Los sucesos de la Embajada de Japón en Lima y del centro de alta seguridad (de altísima inseguridad) de la penitenciaría le Santiago tienen algunos puntos en común curiosamente reveladores. Ambos son secuelas de situaciones políticas que han cambiado mucho, pero que no han sido superadas en forma definitiva. En ambos casos, los atentados ocurren en países donde la democracia ha sufrido retrocesos o no termina de consolidarse. Podemos hablar hasta por los codos, pero en nuestros países todavía existen gérmenes de ilegitimidad política, gérmenes que son percibidos así por sectores importantes. El autogolpe de Fujimori, por ejemplo, es un vicio de origen, que le quita solidez a todos los argumentos oficiales esgrimidos contra el terrorismo. Nosotros, en Chile, tenemos una situación más estable, una democracia bastante más consolidada, pero los hechos nos demuestran a cada rato que la transición nuestra todavía es incompleta. Todavía no hemos podido resolver bien la relación entre el poder civil y el poder militar, tema esencial que incide en todas las manifestaciones de la vida chilena, aunque a nadie le guste mencionarlo, y esto ha impedido, en definitiva, combatir contra el terrorismo a fondo y con medios legales.
Una coincidencia importante en los sucesos de Lima y de Santiago es el objetivo final de las operaciones terroristas. No estamos en presencia de atentados contra el orden establecido, contra los respectivos Gobiernos, aun cuando los peruanos exijan un cambio del modelo económico. El objetivo central es conseguir la liberación o la evasión de los compañeros encarcelados. En Chile ya hay sectores que nos dicen que se trata de "combatientes" que arriesgaron sus vidas en la lucha contra la dictadura. Muchos no lo dicen, pero probablemente lo piensan. Al fin y al cabo, no todos los autores de crímenes de sangre están donde deberían estar. Por el otro lado, en el otro extremo del espectro político, escuchamos que el terrorismo de Estado fue necesario para que el terrorismo de extrema izquierda, el que ha vuelto a asomar la cabeza en estos días, "no nos comiera vivos".

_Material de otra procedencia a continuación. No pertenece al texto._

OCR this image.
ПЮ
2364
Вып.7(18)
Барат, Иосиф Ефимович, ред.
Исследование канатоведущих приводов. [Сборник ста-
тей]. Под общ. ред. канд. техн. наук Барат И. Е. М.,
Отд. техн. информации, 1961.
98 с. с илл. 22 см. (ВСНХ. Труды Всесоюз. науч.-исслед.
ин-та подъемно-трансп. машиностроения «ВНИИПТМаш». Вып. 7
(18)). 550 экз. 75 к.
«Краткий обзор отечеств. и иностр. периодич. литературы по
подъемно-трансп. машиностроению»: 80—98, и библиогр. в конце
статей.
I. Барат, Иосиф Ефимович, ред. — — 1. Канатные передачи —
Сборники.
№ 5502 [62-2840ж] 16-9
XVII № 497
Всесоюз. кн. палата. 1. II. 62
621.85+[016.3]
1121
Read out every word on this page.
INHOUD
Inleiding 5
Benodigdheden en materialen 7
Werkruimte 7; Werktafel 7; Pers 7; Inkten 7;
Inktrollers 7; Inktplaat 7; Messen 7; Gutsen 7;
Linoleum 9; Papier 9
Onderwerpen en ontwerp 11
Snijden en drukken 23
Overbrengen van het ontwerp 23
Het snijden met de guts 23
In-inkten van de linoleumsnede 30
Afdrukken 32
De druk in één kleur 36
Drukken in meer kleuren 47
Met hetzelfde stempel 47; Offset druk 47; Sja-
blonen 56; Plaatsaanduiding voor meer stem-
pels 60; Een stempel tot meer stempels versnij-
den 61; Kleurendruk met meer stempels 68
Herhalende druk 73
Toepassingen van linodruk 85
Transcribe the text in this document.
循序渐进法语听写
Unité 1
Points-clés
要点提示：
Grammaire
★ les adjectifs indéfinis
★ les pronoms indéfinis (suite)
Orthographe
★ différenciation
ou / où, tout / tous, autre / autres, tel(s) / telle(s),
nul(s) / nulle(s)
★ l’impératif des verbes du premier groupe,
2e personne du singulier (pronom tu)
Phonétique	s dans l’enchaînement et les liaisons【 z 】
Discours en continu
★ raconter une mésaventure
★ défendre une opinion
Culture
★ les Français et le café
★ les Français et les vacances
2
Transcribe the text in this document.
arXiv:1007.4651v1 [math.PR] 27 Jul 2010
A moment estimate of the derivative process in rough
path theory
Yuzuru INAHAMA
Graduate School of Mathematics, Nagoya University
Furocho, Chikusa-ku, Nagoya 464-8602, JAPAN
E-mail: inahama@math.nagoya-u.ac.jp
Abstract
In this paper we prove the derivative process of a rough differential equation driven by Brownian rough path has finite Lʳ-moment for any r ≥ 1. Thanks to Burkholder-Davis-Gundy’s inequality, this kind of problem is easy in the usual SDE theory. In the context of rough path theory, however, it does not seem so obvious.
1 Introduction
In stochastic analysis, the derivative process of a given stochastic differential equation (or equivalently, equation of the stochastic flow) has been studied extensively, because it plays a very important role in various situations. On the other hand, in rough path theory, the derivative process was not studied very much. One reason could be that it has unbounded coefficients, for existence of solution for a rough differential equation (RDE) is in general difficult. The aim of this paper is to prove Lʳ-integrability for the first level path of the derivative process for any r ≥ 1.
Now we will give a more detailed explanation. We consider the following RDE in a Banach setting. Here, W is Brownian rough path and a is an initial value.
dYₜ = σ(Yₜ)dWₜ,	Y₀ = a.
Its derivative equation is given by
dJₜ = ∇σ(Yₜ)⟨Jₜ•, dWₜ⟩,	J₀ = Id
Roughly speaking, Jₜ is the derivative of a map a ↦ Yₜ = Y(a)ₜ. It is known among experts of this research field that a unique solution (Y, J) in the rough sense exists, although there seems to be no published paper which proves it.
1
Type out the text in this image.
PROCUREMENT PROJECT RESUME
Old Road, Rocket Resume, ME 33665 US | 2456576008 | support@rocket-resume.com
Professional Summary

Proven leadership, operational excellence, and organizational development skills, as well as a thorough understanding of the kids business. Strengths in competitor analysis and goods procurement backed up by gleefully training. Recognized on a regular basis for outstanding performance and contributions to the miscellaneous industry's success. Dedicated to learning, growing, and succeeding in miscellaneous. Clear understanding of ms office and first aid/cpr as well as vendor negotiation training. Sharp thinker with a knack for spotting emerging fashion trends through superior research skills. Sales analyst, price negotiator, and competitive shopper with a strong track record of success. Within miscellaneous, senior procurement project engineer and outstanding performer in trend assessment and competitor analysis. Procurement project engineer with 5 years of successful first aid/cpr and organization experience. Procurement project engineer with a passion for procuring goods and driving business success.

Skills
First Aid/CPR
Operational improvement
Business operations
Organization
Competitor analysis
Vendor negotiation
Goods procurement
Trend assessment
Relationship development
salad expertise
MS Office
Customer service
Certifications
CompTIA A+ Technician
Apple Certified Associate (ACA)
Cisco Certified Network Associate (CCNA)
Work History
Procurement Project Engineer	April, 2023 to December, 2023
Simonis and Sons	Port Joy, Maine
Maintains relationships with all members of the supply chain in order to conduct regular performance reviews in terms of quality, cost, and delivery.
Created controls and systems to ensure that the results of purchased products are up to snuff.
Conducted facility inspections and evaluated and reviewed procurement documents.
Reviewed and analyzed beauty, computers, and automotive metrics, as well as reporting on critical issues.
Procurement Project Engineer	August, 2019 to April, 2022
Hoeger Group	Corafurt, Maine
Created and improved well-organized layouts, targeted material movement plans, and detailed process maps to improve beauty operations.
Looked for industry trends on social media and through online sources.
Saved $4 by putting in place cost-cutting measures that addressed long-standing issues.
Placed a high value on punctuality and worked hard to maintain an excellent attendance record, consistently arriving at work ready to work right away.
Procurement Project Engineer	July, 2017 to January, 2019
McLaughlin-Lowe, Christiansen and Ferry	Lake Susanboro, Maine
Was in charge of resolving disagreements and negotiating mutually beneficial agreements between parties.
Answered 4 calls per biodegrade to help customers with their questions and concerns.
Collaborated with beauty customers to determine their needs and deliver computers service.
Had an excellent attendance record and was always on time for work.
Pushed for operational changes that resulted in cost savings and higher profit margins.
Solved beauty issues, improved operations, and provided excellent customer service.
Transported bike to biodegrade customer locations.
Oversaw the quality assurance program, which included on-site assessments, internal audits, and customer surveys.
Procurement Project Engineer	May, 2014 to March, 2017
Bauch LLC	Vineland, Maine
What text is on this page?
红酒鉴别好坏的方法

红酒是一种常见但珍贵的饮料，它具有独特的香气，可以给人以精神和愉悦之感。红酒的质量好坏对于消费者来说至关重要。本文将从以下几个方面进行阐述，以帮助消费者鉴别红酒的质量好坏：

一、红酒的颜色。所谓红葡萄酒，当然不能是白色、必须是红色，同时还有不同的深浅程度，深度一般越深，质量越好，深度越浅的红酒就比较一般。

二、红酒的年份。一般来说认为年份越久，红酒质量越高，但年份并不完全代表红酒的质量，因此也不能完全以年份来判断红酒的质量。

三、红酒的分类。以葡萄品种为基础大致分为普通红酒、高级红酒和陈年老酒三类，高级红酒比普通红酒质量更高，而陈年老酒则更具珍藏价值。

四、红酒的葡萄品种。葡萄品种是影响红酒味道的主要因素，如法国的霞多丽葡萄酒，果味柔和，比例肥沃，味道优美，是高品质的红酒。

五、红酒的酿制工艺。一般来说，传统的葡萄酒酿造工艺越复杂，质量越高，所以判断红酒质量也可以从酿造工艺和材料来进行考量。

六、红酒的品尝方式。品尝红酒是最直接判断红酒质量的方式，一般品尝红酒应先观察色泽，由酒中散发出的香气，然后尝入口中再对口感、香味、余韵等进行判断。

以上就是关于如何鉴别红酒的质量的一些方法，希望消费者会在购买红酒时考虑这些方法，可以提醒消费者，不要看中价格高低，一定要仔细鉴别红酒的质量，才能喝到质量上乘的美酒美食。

Uno piensa que hemos sido demasiado optimistas, que estamos muy lejos aún de una transición a la manera española, para no hablar de una democracia a la europea. Nuestras sociedades siguen divididas, crispadas, polarizadas en forma, extrema. La extrema izquierda todavía habla en términos de guerra revolucionaria, aun cuando actúa, como hemos visto, con objetivos muy precisos y limitados. La derecha, salvo escasas excepciones, no parece hija de la democracia, sino nieta, o hija menor, del pinochetismo. Y el centro-Izquierda gobernante nos da demasiado a menudo una sensación de inseguridad, de convicción débil.